Who knows? Ask Marc. But air raft tech works on airless planets as it is a grav effect. Why would you think gases on a planet would be required for a gravity effect vehicle?
 
well then you explain to me what we need spaceships for, why can't we fly an air/raft from Earth to Mars? Air/rafts are a lot cheaper that spaceships after all.

They probably use a similar propulsion method, but air/rafts lack many of the amenities of spaceships.

Like toilets, a breathable internal atmosphere, interplanetary avionics, deep space radiation shielding -- stuff like that.
 
well then you explain to me what we need spaceships for, why can't we fly an air/raft from Earth to Mars? Air/rafts are a lot cheaper that spaceships after all.

The antigrav needs a gravity well to work against.
My interpretation is that it has "lift" equal to local gravity plus 0.1G for lateral or vertical acceleration (based on the Gs/speed table in Striker).

The problem is that while it can reach low earth orbit (1000km altitude and 7.8km/sec lateral velocity), it might be difficult to build up any more speed than escape velocity -- 11.9km/sec -- before getting far enough away from Earth that the antigrav drive stops having any effect.

I'll let someone else do the math.

Wait. You could do repeated slingshot maneuvers, with the grav drives off on the way down, and on (for zero weight) on the way up.

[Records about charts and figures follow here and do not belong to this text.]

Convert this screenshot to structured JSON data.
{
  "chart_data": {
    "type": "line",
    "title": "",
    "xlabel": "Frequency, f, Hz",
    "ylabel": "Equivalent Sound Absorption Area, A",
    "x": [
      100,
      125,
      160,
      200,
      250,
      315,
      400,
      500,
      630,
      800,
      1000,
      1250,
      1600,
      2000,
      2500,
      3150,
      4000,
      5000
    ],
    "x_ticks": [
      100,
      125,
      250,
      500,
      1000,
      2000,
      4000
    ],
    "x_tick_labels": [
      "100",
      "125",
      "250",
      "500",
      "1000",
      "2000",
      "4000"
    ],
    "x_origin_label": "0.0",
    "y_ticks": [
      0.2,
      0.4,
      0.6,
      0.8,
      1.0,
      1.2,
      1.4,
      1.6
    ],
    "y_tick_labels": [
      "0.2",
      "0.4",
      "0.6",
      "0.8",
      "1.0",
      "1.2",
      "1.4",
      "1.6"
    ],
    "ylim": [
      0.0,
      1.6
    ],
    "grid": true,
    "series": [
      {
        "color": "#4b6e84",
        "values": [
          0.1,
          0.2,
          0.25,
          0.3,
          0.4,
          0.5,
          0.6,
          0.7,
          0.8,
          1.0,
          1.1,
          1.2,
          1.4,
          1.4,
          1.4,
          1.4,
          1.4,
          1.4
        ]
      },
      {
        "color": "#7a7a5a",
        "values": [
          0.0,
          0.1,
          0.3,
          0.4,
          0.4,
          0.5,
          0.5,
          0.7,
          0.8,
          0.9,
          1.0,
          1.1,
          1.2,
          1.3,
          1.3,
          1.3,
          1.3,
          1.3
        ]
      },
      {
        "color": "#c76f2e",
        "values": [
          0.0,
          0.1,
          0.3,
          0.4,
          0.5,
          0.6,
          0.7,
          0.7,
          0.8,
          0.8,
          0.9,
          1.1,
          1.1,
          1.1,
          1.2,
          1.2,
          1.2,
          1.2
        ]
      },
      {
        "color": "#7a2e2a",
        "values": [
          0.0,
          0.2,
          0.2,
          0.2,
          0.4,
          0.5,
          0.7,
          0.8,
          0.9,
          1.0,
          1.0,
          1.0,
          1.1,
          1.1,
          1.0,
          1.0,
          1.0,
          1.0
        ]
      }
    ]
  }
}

The only limit is that after a few passes, the low point on the increasingly elliptical orbits will start getting down into the upper atmosphere and aerodynamic heating will be a problem.
 
I'll let someone else do the math.

Wait. You could do repeated slingshot maneuvers, with the grav drives off on the way down, and on (for zero weight) on the way up.

There is an old rule of thumb that one G-hour of thrust (one hour @ 1-G) is enough to get you from Earth orbit to anywhere in the observable universe, if you are simply patient enough and creative enough with all the required gravity-assist slingshot maneuvers.